Kembali ke sifat manusia yang penuh dosa dan kesalahan, oknum
ustadz ini memang telah berbuat salah sehingga layak untuk diberikan hukuman. Dosa
dan kesalahan seseorang terkadang berbanding lurus dengan tingkat keimanannya,
maksudnya adalah bahwa semakin tinggi tingkat keimanan seseorang maka semakin
besar godaan yang akan menerpanya. Sebuah pepatah menyatakan “Semakin tinggi
pohon maka semakin kencang angin yang menerpanya”. Oknum ustadz ini tidak kuat
menghadapi terpaan angin yang begitu kuat, hingga akhirnya roboh dan tumbang. Keimanannya
merosot tajam hingga kemudian hawa nafsu mendominasinya dan akhirnya terjerat
di dalamnya, sehingga dia layak untuk mempertanggungjawabkan perbuatannya.

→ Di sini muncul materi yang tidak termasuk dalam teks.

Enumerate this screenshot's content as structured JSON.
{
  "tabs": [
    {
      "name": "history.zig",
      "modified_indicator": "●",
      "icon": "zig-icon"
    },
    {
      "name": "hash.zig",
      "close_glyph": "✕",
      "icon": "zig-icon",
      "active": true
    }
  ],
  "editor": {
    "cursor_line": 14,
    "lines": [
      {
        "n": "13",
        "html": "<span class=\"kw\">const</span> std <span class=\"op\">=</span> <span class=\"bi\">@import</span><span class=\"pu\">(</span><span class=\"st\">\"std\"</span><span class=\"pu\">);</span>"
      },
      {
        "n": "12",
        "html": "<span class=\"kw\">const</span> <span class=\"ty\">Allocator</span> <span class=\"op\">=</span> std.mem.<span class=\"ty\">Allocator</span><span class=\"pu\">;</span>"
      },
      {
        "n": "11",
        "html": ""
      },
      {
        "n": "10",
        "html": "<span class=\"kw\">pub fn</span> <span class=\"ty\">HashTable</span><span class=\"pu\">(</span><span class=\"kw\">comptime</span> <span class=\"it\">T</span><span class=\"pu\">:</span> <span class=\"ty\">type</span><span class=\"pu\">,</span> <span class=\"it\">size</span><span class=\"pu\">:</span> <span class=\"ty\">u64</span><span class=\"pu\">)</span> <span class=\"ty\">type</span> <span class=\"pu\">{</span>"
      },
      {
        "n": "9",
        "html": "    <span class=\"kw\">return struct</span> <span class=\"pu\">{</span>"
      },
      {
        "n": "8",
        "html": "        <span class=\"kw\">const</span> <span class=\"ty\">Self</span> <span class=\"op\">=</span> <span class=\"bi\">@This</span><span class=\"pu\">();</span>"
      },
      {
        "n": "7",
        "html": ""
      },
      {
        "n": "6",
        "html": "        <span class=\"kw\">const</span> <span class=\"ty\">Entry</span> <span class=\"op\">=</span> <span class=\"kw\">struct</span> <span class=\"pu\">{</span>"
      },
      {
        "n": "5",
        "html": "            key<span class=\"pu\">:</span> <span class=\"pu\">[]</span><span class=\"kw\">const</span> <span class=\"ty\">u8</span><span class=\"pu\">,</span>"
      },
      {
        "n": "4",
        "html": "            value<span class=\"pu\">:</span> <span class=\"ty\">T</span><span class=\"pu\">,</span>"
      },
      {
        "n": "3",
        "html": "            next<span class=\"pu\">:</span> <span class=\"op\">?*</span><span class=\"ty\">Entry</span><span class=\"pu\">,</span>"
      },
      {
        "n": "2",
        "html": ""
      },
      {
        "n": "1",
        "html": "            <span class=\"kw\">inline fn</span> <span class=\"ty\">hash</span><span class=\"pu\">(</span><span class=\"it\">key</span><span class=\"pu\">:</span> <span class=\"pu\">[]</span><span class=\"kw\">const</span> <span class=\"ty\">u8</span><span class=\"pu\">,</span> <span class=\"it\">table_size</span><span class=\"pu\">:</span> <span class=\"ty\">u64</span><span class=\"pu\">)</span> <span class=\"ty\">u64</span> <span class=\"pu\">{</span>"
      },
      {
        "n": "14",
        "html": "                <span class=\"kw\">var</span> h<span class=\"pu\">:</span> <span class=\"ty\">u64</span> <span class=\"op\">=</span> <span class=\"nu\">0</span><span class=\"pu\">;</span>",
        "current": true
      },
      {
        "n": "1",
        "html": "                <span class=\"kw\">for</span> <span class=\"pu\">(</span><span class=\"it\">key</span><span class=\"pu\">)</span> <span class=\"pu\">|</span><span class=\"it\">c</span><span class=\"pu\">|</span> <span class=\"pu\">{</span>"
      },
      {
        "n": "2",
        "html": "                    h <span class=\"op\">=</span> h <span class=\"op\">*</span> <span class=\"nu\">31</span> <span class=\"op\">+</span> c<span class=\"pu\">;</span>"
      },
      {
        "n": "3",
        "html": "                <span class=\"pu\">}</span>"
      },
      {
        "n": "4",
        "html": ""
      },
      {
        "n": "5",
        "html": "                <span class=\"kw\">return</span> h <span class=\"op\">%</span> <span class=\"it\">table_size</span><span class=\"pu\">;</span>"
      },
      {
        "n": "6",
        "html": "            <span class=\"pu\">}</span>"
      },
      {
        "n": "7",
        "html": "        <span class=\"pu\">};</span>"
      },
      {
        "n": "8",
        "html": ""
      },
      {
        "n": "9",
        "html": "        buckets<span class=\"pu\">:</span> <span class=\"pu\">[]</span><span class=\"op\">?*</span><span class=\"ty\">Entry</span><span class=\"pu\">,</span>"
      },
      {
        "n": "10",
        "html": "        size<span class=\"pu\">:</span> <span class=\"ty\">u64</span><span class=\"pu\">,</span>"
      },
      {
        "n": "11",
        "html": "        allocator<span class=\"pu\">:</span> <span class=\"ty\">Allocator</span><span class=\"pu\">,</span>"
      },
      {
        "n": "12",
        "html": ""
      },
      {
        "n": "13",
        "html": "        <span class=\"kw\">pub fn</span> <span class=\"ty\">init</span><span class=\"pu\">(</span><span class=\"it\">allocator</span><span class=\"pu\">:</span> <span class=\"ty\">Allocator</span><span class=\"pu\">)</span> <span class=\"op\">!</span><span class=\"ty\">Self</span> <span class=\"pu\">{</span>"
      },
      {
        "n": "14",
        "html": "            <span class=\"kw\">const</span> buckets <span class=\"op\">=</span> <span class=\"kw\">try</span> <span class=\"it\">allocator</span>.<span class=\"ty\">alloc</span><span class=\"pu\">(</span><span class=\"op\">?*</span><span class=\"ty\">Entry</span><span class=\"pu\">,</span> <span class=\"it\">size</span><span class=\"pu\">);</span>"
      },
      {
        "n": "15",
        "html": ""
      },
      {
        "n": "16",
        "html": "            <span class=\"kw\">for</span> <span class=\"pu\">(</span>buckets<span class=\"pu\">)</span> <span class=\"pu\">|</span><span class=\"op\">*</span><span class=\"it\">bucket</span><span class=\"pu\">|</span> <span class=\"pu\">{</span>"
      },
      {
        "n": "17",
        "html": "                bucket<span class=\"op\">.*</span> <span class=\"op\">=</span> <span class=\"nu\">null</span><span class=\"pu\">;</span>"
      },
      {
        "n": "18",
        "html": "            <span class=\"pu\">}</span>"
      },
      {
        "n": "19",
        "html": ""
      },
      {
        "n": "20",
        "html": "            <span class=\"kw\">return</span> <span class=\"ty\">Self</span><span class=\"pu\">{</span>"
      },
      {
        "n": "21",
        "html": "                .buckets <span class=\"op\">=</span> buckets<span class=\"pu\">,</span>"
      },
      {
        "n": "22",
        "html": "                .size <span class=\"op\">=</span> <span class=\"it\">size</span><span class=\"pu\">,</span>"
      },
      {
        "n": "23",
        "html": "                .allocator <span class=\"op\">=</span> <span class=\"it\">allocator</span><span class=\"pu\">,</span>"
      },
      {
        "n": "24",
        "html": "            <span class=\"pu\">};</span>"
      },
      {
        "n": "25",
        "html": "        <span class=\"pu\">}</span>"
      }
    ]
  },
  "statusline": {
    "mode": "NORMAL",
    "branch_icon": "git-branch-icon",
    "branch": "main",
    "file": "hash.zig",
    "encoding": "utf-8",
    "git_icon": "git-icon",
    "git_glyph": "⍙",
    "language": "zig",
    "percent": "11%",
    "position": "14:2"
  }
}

Bagaimana dengan kita? Ya… kita juga manusia. Begitu banyak dosa
dan kesalahan yang telah kita lakukan hingga sering sekali mengakibatkan kita
tergelincir ke dalam lembah kehinaan. Sama seperti oknum ustadz tersebut,
bedanya dosa yang dilakukannya terkait dengan pihak lain yang dirugikan lahir
dan batin. Mungkin dosa dan kesalahan kita tidak sampai merugikan orang lain,
hanya kita dan Rabb yang mengetahuinya, perbuatan syirik, riya, sum’ah, sombong,
takabur, iri, dengki ada dosa yang banyak menimpa orang beriman utamanya mereka
yang memiliki ilmu dan keimanan. Sehingga introspeksi diri (muhasabah) menjadi
sebuah keniscyaan…
Allah masih sayang kita sehingga menutup seluruh dosa dan kesalahan
kita, oknum ustadz tadi jelas sudah sangat keterlaluan sehingga Allah Ta’ala
membuka aib dan kesalahannya. Sementara kita? Allah masih sayang dengan kita
sehingga aib kita masih terjaga, tidak ada yang mengetahuinya kecuali Allah Ta’ala
dan kita sebagai hamba. Sangat mudah jika Allah menghendaki aib kita terbuka,
tapi kasih sayang Allah lebih besar dari segala kasih di dunia. Sehingga terusah
kita memperbaiki diri, jauhi segala dosa dan kesalahan diri, walau terkadang
kita terjatuh, maka segera bangkit lagi, perbaiki diri, mujahadah diri. Semoga aib
kita masih terjaga, dan di suatu masa akan hilang selamanya. Sampai nanti
menutup mata, dan berjumpa dengan Rabb yang Maha Mulia di surgaNya. Aameen… 111221.